Os Retratos e A Identidade Brasileira em O Cortiço
Os Retratos e A Identidade Brasileira em O Cortiço
Os Retratos e A Identidade Brasileira em O Cortiço
São Paulo
2021
Este trabalho tem por objetivo compreender como é representado o negro o
mestiço e a realidade racial do Brasil tendo como fonte principal de tal análise o
texto, O cortiço de Aluísio Tancredo Gonçalves de Azevedo (1857-1913) conhecido
e hoje renomado romancista maranhense, teve como primeiro emprego a função de
caixeiro, mas aos dezenove anos influenciado pelo irmão Artur de Azevedo
ingressou na Academia Imperial de Belas-Artes no Rio de Janeiro e logo torna se
caricaturista de jornais, exemplos O Mequetrefe, Fígaro entre outros variados
trabalhos, em 1979 volta para sua cidade natal após a morte de seu pai ,o
vice-cônsul David Gonçalves de Azevedo, mesmo ano em que publica seu primeiro
romance: uma lagrimas de mulher, em 1881 publica O Mulato, romance que
inaugura o “Movimento Naturalista no Brasil”, mas é pela sua obra O Cortiço (1890)
que seu caráter naturalista fica mais evidenciado e conhecido.

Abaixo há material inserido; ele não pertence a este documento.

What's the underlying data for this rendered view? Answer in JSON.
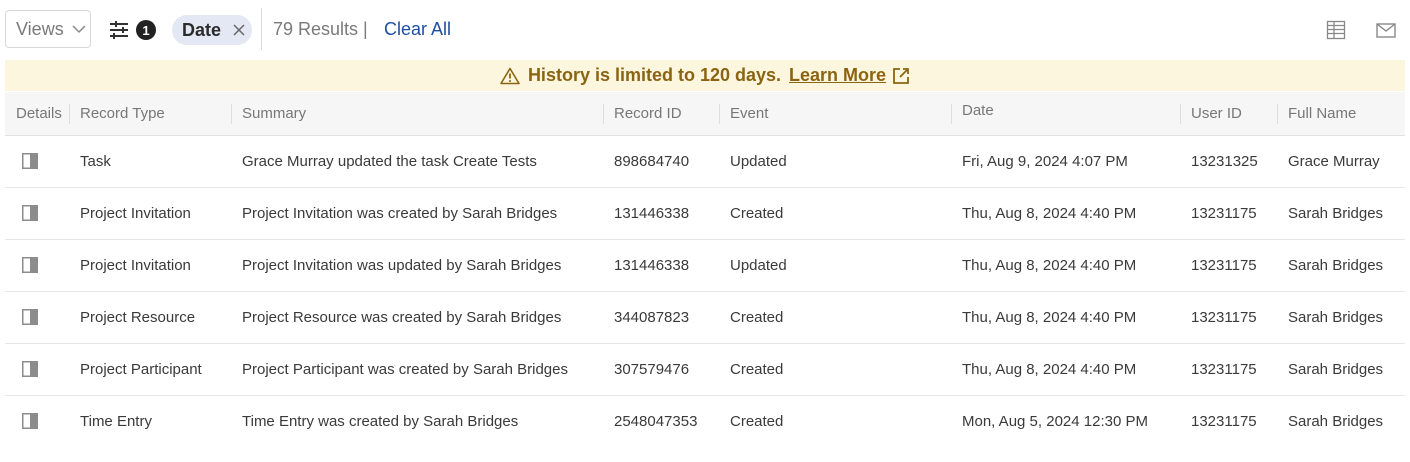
{
  "toolbar": {
    "views_label": "Views",
    "views_icon": "chevron-down-icon",
    "filter_icon": "sliders-icon",
    "filter_count": "1",
    "chip_label": "Date",
    "chip_close_icon": "close-icon",
    "results_text": "79 Results |",
    "clear_all_label": "Clear All",
    "columns_icon": "column-settings-icon",
    "email_icon": "envelope-icon"
  },
  "banner": {
    "icon": "warning-icon",
    "message": "History is limited to 120 days.",
    "link_label": "Learn More",
    "link_icon": "external-link-icon",
    "text_color": "#8a6411",
    "background": "#fdf6df"
  },
  "table": {
    "columns": [
      "Details",
      "Record Type",
      "Summary",
      "Record ID",
      "Event",
      "Date",
      "User ID",
      "Full Name"
    ],
    "rows": [
      {
        "record_type": "Task",
        "summary": "Grace Murray updated the task Create Tests",
        "record_id": "898684740",
        "event": "Updated",
        "date": "Fri, Aug 9, 2024 4:07 PM",
        "user_id": "13231325",
        "full_name": "Grace Murray"
      },
      {
        "record_type": "Project Invitation",
        "summary": "Project Invitation was created by Sarah Bridges",
        "record_id": "131446338",
        "event": "Created",
        "date": "Thu, Aug 8, 2024 4:40 PM",
        "user_id": "13231175",
        "full_name": "Sarah Bridges"
      },
      {
        "record_type": "Project Invitation",
        "summary": "Project Invitation was updated by Sarah Bridges",
        "record_id": "131446338",
        "event": "Updated",
        "date": "Thu, Aug 8, 2024 4:40 PM",
        "user_id": "13231175",
        "full_name": "Sarah Bridges"
      },
      {
        "record_type": "Project Resource",
        "summary": "Project Resource was created by Sarah Bridges",
        "record_id": "344087823",
        "event": "Created",
        "date": "Thu, Aug 8, 2024 4:40 PM",
        "user_id": "13231175",
        "full_name": "Sarah Bridges"
      },
      {
        "record_type": "Project Participant",
        "summary": "Project Participant was created by Sarah Bridges",
        "record_id": "307579476",
        "event": "Created",
        "date": "Thu, Aug 8, 2024 4:40 PM",
        "user_id": "13231175",
        "full_name": "Sarah Bridges"
      },
      {
        "record_type": "Time Entry",
        "summary": "Time Entry was created by Sarah Bridges",
        "record_id": "2548047353",
        "event": "Created",
        "date": "Mon, Aug 5, 2024 12:30 PM",
        "user_id": "13231175",
        "full_name": "Sarah Bridges"
      }
    ]
  },
  "colors": {
    "link": "#1f4fa3",
    "chip_background": "#e4e8f4"
  }
}
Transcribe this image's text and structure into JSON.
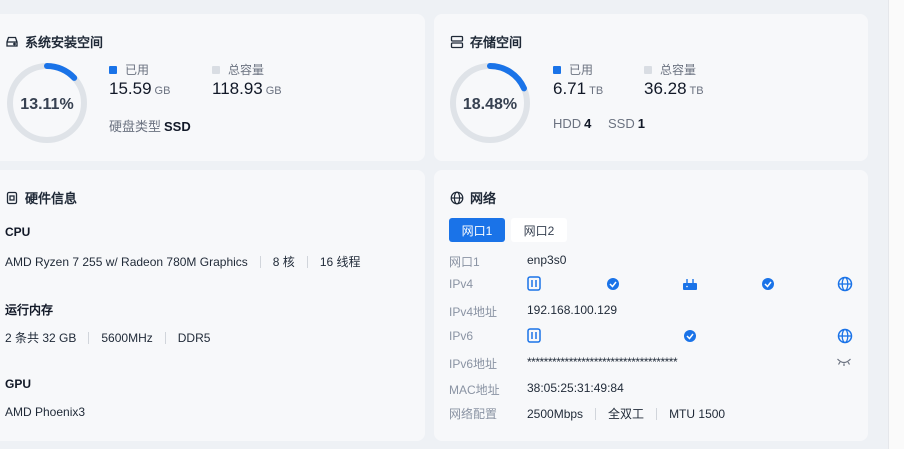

Para a análise da
obra supracitada foram aportados uma extensa variedade de textos que possibilitam
a discussão dos aspectos raciais brasileiros, em especial o livro de Lilia Moritz
Schwarcz, Retrato em Branco e Negro (1987), em que busca compreender como o
negro é retratado nas publicações dos jornais em São Paulo com uma possibilidade
de interpretar essas fontes e análises da autora como ferramentas e a expressão do
pensamento dominante e desse modo compreender um panorama geral de como
são retratadas as questões raciais no Brasil, assim como faremos o uso do texto de
mesma autoria, intitulado: Gilberto Freyre: Adaptação, Mestiçagem, Trópicos e
Privacidade em Novo Mundo Nos Trópico (2011), que discute de maneira fecunda
as questões raciais brasileira a partir da obra de Gylberto Freire assim como a
construção de uma identidade brasileira, é por meio da autora e do aporte de outros
textos que objetivamos traçar uma imagem construída do negro e mestiço no
decorrer do processo histórico brasileiro em paralelo a suas representações em O
cortiço, para sermos capazes de compreender por meio de tais analises como estas
representações constroem a identidade brasileira utilizando se da memória, por
meio de apagamentos e esquecimentos, pela modificação e capilarizarão das
diferentes representações do negro e mestiço que assumem a ação de apagamento
cultural e da memória do negro e mestiço para a construção de uma memória e
história higienista, na mesma chave se apresenta a construção da identidade
brasileira, pautada no apagamento e embranquecimento.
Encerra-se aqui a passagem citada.